The Quinceañeras are basically coming-out parties for the daughters of wealthy families. After these parties, the girls will be old enough to be courted, marry, and become the head of a household.
But... let's not think about that right now. Esperanza never wants to leave her Mama and Papa and El Rancho de las Rosas. And anyway, boys have cooties.
Three weeks later, Esperanza is gathering roses in preparation for the big party. She pricks her thumb on a nasty thorn, and thinks, "bad luck." Superstitious much?
Papa has promised to meet her in the garden, but it's getting dark, and he still hasn't returned from working the cattle. Hmmm.
But she knows the next day (the day of the party) will be awesome. First, Papa will serenade her with the traditional birthday song, "Las Mañanitas." Then she'll open her presents, which will surely include a porcelain doll from Papa and some embroidered linens from Mama. Jackpot.
In the meantime, Esperanza and her mother worry about a report that there have been bandits in the area. Though the Mexican Revolution is over, there's still a lot of resentment against large landowners like Papa, because many poor people have no land at all. (Check out our discussion of "Setting" for more on the Mexican Revolution.)

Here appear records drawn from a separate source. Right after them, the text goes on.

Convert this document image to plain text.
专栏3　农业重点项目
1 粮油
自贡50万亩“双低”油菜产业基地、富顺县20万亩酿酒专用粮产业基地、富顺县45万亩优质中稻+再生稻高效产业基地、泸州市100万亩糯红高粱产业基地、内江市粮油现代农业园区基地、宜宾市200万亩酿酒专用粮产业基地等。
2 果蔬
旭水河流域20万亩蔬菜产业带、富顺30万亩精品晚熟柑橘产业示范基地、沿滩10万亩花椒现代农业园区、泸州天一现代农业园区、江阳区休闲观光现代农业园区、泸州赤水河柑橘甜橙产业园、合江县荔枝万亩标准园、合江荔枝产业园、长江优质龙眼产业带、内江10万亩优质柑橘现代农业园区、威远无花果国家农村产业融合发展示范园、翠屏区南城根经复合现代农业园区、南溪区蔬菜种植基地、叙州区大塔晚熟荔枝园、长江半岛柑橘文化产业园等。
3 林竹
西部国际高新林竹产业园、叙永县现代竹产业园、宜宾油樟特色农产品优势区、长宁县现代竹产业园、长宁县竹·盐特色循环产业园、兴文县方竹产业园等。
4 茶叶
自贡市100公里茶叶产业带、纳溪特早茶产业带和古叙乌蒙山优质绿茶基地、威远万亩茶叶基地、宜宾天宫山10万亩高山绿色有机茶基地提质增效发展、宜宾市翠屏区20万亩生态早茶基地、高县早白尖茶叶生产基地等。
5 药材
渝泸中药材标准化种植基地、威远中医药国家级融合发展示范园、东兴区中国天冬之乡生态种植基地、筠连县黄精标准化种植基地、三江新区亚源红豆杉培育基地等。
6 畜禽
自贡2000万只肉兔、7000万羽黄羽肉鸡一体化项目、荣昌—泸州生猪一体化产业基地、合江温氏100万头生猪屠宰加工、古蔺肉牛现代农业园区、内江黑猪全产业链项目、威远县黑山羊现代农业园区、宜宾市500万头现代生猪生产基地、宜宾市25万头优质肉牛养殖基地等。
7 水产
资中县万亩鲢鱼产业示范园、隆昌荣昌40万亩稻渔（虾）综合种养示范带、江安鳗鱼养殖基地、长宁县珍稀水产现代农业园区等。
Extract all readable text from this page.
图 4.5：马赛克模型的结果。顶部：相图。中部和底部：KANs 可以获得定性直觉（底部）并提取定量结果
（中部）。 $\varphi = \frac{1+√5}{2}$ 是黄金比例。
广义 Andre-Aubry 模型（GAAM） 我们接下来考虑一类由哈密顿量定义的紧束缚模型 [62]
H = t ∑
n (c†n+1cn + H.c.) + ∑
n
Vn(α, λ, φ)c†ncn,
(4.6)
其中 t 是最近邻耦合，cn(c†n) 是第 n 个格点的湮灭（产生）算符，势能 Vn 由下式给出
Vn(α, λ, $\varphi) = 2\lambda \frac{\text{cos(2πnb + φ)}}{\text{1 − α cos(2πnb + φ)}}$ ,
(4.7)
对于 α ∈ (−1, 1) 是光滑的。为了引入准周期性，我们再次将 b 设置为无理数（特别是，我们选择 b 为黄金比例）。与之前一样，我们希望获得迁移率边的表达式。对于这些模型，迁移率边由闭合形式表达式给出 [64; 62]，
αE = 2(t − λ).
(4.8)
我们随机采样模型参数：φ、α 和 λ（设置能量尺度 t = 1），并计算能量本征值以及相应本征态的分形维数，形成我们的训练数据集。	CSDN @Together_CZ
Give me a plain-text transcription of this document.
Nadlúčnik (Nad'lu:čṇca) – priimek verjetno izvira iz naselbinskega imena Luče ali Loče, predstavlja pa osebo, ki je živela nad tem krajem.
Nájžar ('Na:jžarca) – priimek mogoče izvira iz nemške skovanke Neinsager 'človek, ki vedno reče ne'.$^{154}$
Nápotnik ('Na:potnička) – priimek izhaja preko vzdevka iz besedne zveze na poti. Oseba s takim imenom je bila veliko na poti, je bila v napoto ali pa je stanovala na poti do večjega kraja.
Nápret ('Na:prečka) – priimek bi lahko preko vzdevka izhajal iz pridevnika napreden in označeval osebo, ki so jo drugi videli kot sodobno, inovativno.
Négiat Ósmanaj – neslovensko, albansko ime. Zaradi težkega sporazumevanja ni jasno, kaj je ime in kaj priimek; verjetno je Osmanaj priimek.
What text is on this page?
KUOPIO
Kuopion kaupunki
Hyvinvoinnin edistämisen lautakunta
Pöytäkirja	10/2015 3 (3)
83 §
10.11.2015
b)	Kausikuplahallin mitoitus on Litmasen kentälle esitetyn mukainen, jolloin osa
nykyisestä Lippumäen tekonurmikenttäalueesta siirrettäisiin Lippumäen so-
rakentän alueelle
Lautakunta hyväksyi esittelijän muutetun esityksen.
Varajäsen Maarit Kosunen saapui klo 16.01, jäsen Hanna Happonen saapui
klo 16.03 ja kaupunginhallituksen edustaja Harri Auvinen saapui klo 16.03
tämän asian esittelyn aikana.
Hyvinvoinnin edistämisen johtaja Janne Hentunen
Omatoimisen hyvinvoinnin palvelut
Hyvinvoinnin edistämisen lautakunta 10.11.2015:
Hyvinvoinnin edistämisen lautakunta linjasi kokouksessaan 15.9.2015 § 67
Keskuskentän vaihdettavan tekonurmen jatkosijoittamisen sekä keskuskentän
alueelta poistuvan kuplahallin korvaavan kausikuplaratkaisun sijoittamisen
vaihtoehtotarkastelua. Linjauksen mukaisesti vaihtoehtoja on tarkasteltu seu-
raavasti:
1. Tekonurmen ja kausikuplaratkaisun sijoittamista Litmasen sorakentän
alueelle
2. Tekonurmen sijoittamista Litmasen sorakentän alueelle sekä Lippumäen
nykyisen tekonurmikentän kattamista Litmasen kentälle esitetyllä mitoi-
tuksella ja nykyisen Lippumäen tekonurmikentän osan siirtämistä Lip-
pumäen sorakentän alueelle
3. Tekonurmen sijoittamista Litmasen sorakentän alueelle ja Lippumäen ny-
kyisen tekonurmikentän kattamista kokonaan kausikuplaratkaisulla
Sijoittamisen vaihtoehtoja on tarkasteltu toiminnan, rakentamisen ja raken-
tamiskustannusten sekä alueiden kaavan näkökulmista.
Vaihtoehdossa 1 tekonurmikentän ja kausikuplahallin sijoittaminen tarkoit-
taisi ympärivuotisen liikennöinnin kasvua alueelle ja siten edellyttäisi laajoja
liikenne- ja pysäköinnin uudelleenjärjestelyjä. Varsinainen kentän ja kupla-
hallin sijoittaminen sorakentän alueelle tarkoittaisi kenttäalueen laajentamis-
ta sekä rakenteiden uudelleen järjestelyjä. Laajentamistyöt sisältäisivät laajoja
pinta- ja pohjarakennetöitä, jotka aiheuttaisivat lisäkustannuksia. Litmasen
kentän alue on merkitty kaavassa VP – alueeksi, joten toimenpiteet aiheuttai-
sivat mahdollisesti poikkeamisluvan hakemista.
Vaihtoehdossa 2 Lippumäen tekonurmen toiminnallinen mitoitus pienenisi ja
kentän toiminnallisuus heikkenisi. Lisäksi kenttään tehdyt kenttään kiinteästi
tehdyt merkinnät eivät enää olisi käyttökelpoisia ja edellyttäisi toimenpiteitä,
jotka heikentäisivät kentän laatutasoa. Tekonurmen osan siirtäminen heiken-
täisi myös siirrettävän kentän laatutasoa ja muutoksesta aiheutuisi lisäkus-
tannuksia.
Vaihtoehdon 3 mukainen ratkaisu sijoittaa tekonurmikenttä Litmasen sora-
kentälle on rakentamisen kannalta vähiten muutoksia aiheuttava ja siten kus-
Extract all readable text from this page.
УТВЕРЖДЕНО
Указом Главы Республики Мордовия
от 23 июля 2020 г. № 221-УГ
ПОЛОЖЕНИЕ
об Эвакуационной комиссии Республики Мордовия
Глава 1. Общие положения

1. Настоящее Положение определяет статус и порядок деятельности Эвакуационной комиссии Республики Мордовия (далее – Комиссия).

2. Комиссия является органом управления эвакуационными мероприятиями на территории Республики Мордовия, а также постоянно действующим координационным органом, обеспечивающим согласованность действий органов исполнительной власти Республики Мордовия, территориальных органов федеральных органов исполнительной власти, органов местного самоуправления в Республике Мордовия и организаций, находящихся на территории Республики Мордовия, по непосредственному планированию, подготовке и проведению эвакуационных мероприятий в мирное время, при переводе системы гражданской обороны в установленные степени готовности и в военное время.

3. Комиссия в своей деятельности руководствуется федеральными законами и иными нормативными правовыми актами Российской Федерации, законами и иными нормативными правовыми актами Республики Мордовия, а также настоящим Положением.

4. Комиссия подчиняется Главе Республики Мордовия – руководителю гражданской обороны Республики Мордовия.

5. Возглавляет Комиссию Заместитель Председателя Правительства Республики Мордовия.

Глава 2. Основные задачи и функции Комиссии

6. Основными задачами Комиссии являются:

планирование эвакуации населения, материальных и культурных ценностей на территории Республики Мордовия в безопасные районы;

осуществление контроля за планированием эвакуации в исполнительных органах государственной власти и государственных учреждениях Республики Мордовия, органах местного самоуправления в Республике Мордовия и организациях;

Sure, Papa is sympathetic to the cause of the poor and has given land to many of his workers. But the bandits probably don't know that.
Esperanza goes in to have tea with her grandmother, Abuelita, who is starting to crochet a new blanket.
Abuelita insists on teaching Esperanza the pattern to take her mind off of her worry about Papa. Bo-ring.
Esperanza tries to copy Abuelita's movements, but her crocheting ends up looking kind of funky. Abuelita to the rescue. She unravels the yarn, telling Esperanza, "Do not be afraid to start over" (2.38). Uh... is it just us, or does it sound like she's talking about more than just yarn?
Hortensia, the housekeeper, tells Mama not to worry. Alfonso, Hortensia's husband, and Miguel, their son, have gone to look for Papa.
Miguel, who is sixteen, knows the ranch like the back of his hand because Papa always takes him out when he does work.
Miguel and Esperanza have played together since they were babies. Esperanza once declared, "I am going to marry Miguel!" Aww.
Eventually, though, Esperanza realized that she and Miguel could never get married, because she was the daughter of the ranch owner, and he was the son of a housekeeper.
See, here's the deal: Esperanza imagines that there is a river separating her from Miguel. It's deep and wide and probably full of rapids and alligators and fish with sharp pointy teeth. There's no crossing it.
One day, Esperanza explains her theory of the river to Miguel. Since then, he hasn't spoken to her much. Esperanza misses him, but she pretends not to care. As it goes with thirteen-year-old girls.
Papa's stepbrothers, Tío Luis and Tío Marcos, arrive at the ranch because they've heard Papa is missing.
Esperanza and Mama don't like the Tíos. They serve as bank president and mayor of the town, and they think they're pretty hot stuff. But Papa says they love money more than people.
Tío Luis shows Ramona a silver belt buckle that one of the cowboys brought him. It's definitely Papa's.
Esperanza gets really nervous. For the first time in her life, Tío Luis is being nice to her. Something must be really wrong.
Finally a wagon comes up to the house. It's driven by Alfonso and Miguel.
And—you might want to be sitting down for this—Papa's dead body is in the back of the truck.